Segundo especialista do Hospital Santa Catarina – Paulista, a Doença Arterial Obstrutiva Periférica (DAOP), que causa sintomas como cansaço e dores nas pernas, está entre as condições vasculares mais comuns com a chegada do frio

Independente da época do ano, as cirurgias vasculares se mantêm constantes, ao contrário de outras especialidades, como a cirurgia plástica, cuja demanda por procedimentos estéticos tende a aumentar no inverno, devido ao clima que favorece o período de reabilitação. Mesmo assim, com a chegada do frio, a incidência de determinadas complicações de origem vascular, como a Doença Arterial Obstrutiva Periférica (DAOP), que está por trás de sintomas como cansaço e dores nas pernas, cresce significativamente.

De acordo com a Sociedade Brasileira de Angiologia e Cirurgia Vascular, a DAOP é a principal causa de óbitos no mundo ocidental e acomete, majoritariamente, indivíduos na faixa de 50 a 70 anos. Para os que sofrem com a doença, as baixas temperaturas podem levar a piora dos sintomas, exigindo, em muitos casos, procedimento cirúrgico como método de tratamento.

A alta incidência da doença no inverno é uma consequência direta do impacto da friagem no sistema vascular. Segundo o Dr. Carlos Costa, cirurgião vascular do Hospital Santa Catarina – Paulista, a fragilidade das pessoas frente a esta complicação aumenta com a queda na temperatura, devido a uma piora na circulação do sangue, que é estimulada pelo clima.

De acordo com o especialista, as primeiras regiões afetadas são as extremidades do corpo, como os pés e pernas. “Eventualmente esses pacientes podem precisar de cirurgia para restabelecer o fluxo sanguíneo, através de procedimentos endovasculares – cirurgias por dentro dos vasos sanguíneos – como a angioplastia ou colocação de stents, para manter aberto e desobstruir as artérias comprometidas”, explica. É importante lembrar que estes procedimentos ajudam a impedir as dores de origem isquêmica, ou seja, por falta de oxigênio, e até a prevenção da necrose, que pode levar a amputações.

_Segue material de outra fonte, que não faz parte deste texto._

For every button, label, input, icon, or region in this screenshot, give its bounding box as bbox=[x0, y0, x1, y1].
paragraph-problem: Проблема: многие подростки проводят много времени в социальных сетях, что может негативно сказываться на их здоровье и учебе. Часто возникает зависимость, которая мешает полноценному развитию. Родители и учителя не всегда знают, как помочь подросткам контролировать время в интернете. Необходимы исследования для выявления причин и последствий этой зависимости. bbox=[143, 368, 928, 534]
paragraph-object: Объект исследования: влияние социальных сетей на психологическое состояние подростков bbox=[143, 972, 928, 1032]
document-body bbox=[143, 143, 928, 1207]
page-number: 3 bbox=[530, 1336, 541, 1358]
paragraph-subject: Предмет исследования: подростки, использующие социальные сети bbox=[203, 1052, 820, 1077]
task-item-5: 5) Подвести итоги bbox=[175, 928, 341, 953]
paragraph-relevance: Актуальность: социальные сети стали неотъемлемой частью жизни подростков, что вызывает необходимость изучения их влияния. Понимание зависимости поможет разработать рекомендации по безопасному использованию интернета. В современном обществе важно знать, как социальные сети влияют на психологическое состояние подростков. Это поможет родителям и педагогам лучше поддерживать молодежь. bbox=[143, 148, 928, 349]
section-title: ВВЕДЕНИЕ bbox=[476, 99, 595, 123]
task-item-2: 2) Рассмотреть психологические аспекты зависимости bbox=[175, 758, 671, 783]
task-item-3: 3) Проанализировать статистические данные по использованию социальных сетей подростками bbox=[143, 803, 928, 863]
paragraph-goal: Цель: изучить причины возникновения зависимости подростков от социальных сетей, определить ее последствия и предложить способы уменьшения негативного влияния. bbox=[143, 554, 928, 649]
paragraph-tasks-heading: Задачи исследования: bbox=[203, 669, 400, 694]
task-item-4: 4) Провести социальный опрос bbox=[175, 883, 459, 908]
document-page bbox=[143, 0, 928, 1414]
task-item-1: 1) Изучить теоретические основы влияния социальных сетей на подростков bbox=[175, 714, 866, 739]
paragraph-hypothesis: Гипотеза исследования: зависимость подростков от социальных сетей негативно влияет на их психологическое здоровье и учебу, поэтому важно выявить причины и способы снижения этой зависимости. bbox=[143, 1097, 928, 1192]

Sintomas e grupos de risco

Nesta época do ano, é importante dar atenção ao surgimento de sintomas relacionados às diferentes condições que afetam as artérias. No caso da DAOP, os principais sinais que podem indicar a presença da complicação são as dores na perna, que aparecem durante caminhadas, mesmo que curtas, e que tendem a se aliviar quando o paciente cessa o movimento e descansa por algum tempo. Deve-se ficar atento também a diferença de coloração na pele, principalmente nas extremidades, que podem se tornar mais pálidas.

No caso do aparecimento dos sintomas citados, a visita a um especialista é essencial, pois a falta de cuidado pode levar a complicações graves que afetam o corpo a longo prazo. “Na ausência de um tratamento adequado, além da dor, estas pessoas podem desenvolver úlceras (feridas) ou gangrena nos membros inferiores, correndo o risco de sofrer amputações”, complementa o especialista.

De acordo com o Dr. Costa, existem alguns fatores hereditários e comportamentais que podem aumentar a probabilidade da incidência da doença. Os homens, por exemplo, são maioria entre os portadores. “O tabagismo é um dos hábitos mais relevantes no desencadeamento da doença arterial periférica, mas outras condições clínicas, são importantes, como a presença da hipertensão arterial (pressão alta), diabetes, obesidade, altos níveis de colesterol no sangue e idade mais avançada”, completa.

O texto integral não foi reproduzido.